Pipes in parallel
Department of Civil and Environmental Engineering...New Mexico State University
Contents
1 Learning objectives
- Understand flow distribution in parallel pipe systems
- Apply continuity and energy principles to parallel pipes
- Compute flow split using proportional and iterative methods
- Interpret how diameter, length, and roughness affect flow
- Solve practical engineering problems involving parallel pipelines
Key points
- Equal head loss governs the system
- Flow adjusts based on hydraulic resistance
2 Concept
- Multiple pipes connect the same upstream and downstream nodes
- Flow splits into branches and recombines
- Common in water distribution and bypass systems
Key points
- Same endpoints → same energy drop
- Flow distribution is not equal
3 Governing principles
3.1 Continuity
$$ Q = Q_1 + Q_2 + \cdots + Q_n $$3.2 Energy (head loss equality)

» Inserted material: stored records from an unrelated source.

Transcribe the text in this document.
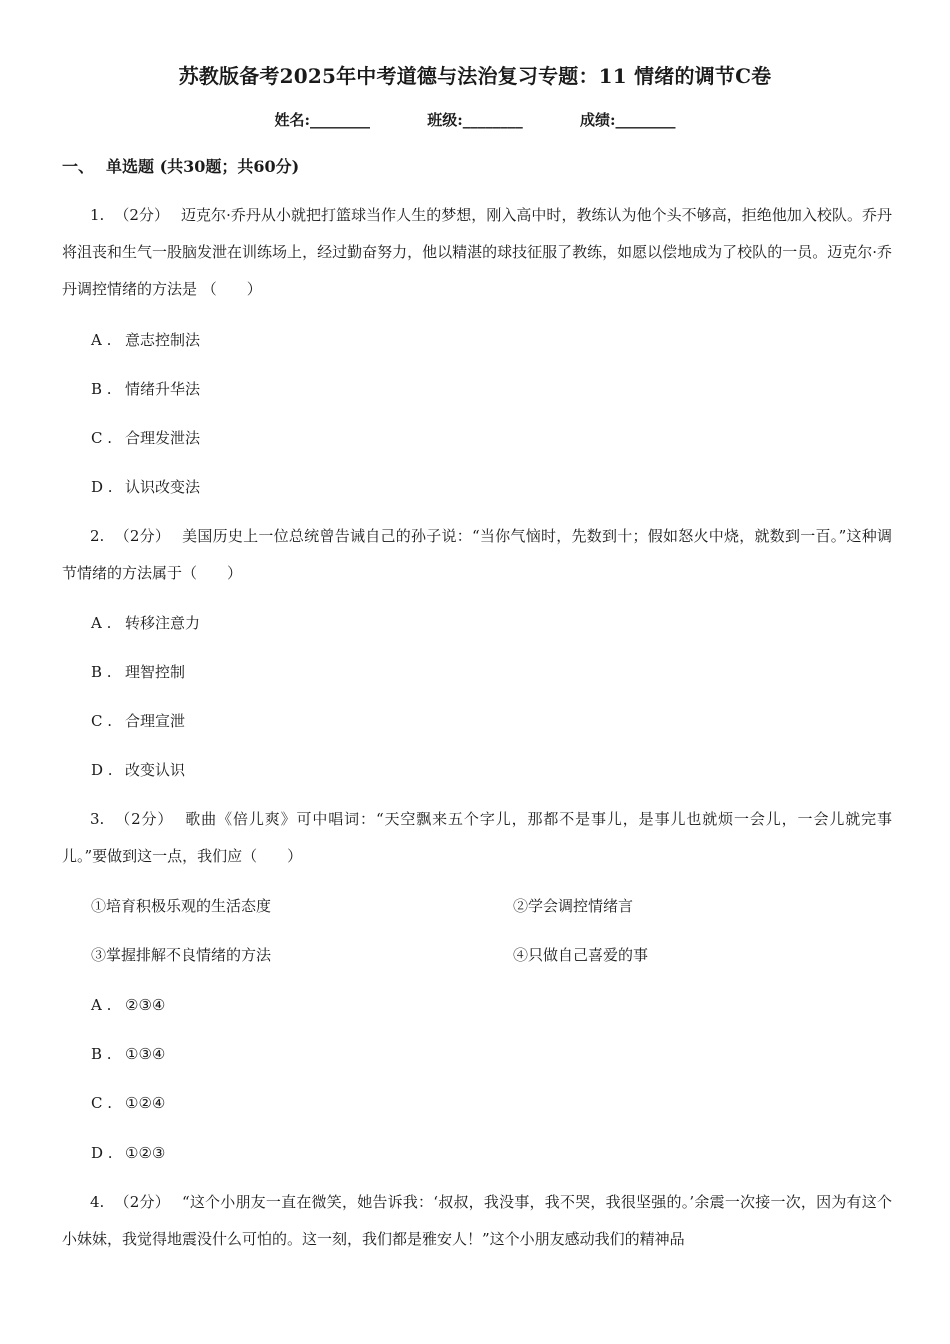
苏教版备考2025年中考道德与法治复习专题：11 情绪的调节C卷
姓名:________	班级:________	成绩:________
一、 单选题 (共30题；共60分)
1. （2分） 迈克尔·乔丹从小就把打篮球当作人生的梦想，刚入高中时，教练认为他个头不够高，拒绝他加入校队。乔丹将沮丧和生气一股脑发泄在训练场上，经过勤奋努力，他以精湛的球技征服了教练，如愿以偿地成为了校队的一员。迈克尔·乔丹调控情绪的方法是 （　　）
A . 意志控制法
B . 情绪升华法
C . 合理发泄法
D . 认识改变法
2. （2分） 美国历史上一位总统曾告诫自己的孙子说：“当你气恼时，先数到十；假如怒火中烧，就数到一百。”这种调节情绪的方法属于（　　）
A . 转移注意力
B . 理智控制
C . 合理宣泄
D . 改变认识
3. （2分） 歌曲《倍儿爽》可中唱词：“天空飘来五个字儿，那都不是事儿，是事儿也就烦一会儿，一会儿就完事儿。”要做到这一点，我们应（　　）
①培育积极乐观的生活态度	②学会调控情绪言
③掌握排解不良情绪的方法	④只做自己喜爱的事
A . ②③④
B . ①③④
C . ①②④
D . ①②③
4. （2分） “这个小朋友一直在微笑，她告诉我：‘叔叔，我没事，我不哭，我很坚强的。’余震一次接一次，因为有这个小妹妹，我觉得地震没什么可怕的。这一刻，我们都是雅安人！”这个小朋友感动我们的精神品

$$ h_{L1} = h_{L2} = \cdots = h_{Ln} $$- All parallel pipes experience the same head loss
Key points
- Equal head loss, not equal discharge
4 Head loss models
4.1 Darcy–Weisbach
$$ h_L = f \frac{L}{D} \frac{V^2}{2g} $$ $$ Q = VA $$ $$ h_L \propto \frac{L}{D^5} Q^2 $$4.2 Hazen–Williams
$$ h_L = K Q^{1.852} $$- Common in water systems
- Nonlinear relation between $h_L$ and $Q$
5 Flow distribution
$$ h_{L1}(Q_1) = h_{L2}(Q_2) $$ $$ Q = Q_1 + Q_2 $$- Larger, shorter, smoother pipes carry more flow
- Smaller, longer, rougher pipes carry less flow
Key points
- Distribution depends on resistance
6 Solution strategy
6.1 Procedure
- Assume $Q_1$
- Compute $Q_2 = Q - Q_1$
- Compute $h_{L1}$ and $h_{L2}$
- Adjust until the two head losses are equal
6.2 Numerical methods
- Trial-and-error
- Spreadsheet solver
- Newton method (advanced)
Key points
- Iteration is standard
7 Worked example 1: same material pipes
- Same $L$, same roughness
- $D_1 = 0.30$ m, $D_2 = 0.15$ m
- $Q = 0.12$ m3/s
7.1 Step 1
$$ \frac{Q_1^2}{D_1^5} = \frac{Q_2^2}{D_2^5} $$7.2 Step 2
$$ \frac{Q_1}{Q_2} = \left( \frac{D_1}{D_2} \right)^{2.5} $$ $$ \frac{Q_1}{Q_2} = 2^{2.5} \approx 5.66 $$7.3 Step 3
$$ Q = Q_1 + Q_2 = 0.12 $$- Let $Q_2 = x$, then $Q_1 = 5.66x$
- \[ 5.66x + x = 0.12 \]
- \[ x = 0.018 \]
- \[ Q_1 = 0.102,\quad Q_2 = 0.018 \]
7.4 Interpretation
- Large pipe dominates flow
8 Worked example 2: iterative solution
- $L_1 = L_2 = 100$ m
- $D_1 = 0.20$ m, $D_2 = 0.15$ m
- $Q = 0.10$ m3/s
8.1 Step 1: initial guess
- Try $Q_1 = 0.05$ and $Q_2 = 0.05$
- The smaller pipe has the larger head loss for the same flow
- So Pipe 2 is carrying too much flow
8.2 Step 2
- Adjust the guess to $Q_1 = 0.07$ and $Q_2 = 0.03$
- Compare the two head losses using $$ \frac{h_{L1}}{h_{L2}} = \frac{Q_1^2 / D_1^5}{Q_2^2 / D_2^5} $$
- The ratio is about $0.88$
- This means $h_{L1} < h_{L2}$, so increase $Q_1$ slightly
8.3 Step 3
- Try $Q_1 \approx 0.072$ and $Q_2 \approx 0.028$
- Now the two head losses are approximately equal
8.4 Final answer
$$ Q_1 \approx 0.072,\quad Q_2 \approx 0.028 $$9 Physical interpretation
- Flow redistributes to equalize energy loss
- The lower-resistance branch carries more flow
- The system naturally balances resistance and discharge
10 Common mistakes
- Assuming equal flow
- Ignoring nonlinear dependence
- Mixing formulas incorrectly
- Ignoring minor losses
11 Quick check
- If Pipe 2 becomes rougher:
- $Q_2$ decreases
- Flow shifts to Pipe 1
12 Key points
- Equal head loss controls flow split
- Diameter strongly affects flow
- Iteration is usually required
- Always satisfy continuity and energy